The government launched the Planning Group for the Development of Non-Farming Income Sources in 1981 and enacted the Rural Area Income Source Development Promotion Act in 1983. As a result, work on the development of rural industrial parks was started, with the selection of model projects in 1984. The number of rural industrial parks reached a peak between 1987 and 1990 before starting to decline. In the aftermath of the 1997 financial crisis, many businesses in rural industrial parks collapsed, leading to criticism that the parks had housed many unprofitable and marginal businesses.

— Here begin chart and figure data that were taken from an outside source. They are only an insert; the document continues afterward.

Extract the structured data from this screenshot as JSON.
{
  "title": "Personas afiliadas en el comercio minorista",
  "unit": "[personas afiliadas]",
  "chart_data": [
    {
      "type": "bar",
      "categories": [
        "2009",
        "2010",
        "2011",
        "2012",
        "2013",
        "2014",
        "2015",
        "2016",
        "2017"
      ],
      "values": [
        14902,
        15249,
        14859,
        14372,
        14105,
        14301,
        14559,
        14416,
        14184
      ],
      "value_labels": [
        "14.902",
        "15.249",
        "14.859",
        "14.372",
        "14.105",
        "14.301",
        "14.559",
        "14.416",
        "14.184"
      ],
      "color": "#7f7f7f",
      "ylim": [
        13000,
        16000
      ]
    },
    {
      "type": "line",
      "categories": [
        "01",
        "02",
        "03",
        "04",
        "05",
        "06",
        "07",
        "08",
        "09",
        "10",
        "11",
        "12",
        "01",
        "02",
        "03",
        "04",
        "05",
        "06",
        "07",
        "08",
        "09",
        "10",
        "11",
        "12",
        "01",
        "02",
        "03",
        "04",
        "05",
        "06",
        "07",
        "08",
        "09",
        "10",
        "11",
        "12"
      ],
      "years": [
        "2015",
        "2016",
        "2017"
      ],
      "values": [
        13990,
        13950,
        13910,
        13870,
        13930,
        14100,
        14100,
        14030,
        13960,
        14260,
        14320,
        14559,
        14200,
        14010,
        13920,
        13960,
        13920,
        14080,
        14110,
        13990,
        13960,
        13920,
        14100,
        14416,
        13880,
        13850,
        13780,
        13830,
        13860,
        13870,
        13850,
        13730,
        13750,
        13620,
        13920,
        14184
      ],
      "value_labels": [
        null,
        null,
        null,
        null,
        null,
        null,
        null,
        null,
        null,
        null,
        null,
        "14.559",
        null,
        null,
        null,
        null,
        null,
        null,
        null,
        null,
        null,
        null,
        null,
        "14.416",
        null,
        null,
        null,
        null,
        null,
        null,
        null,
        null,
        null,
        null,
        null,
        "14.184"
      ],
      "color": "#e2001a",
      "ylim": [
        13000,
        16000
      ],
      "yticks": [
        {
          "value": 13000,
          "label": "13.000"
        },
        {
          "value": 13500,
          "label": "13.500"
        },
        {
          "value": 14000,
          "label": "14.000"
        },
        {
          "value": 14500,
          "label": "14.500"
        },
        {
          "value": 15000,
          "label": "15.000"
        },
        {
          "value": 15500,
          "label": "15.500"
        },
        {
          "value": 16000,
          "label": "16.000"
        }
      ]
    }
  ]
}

Reforestation efforts were made into a national campaign and all relevant administrative units were mobilized as in the Saemaul Movement. Back in the 1940s and 1950s, wood was used as the main household fuel and that was the biggest factor causing deforestation. The problems associated with the destruction of forests would not be solved until the 1960s when fossil fuels gradually replaced wood. Forest acreage started to expand and the number of trees in the mountains increased rapidly from 1973, reversing a decline that had started in 1927. Slash-and-burn farming was stopped as the government offered financial incentives to find alternative ways of making a living. Continuing demand for wood could be met with imports, thanks to the liberalization of the international timber trade. In this respect, it can be said the nation’s economic development basically stopped the devastation of forests. Lester R. Brown, the founder and president of the Earth Policy Institute in the U.S. said, “South Korea is in many ways a reforestation model for the rest of the world (Brown, 2006).”

Source : SaKong, Il and Koh, Youngsun, 2010. The Korean Economy Six Decades of Growth and Development. Seoul: Korea Development Institute.

NOTE


1)On the Soyang, Andong, Daecheong, Chungju, Hapcheon, Juam and Imha Rivers, and the Nakdong River Estuary.


References


· Brown, Lester R., Plan B 2.0: Rescuing a Planet under Stress and a Civilization in Trouble, W.W. Norton & Co., 2006.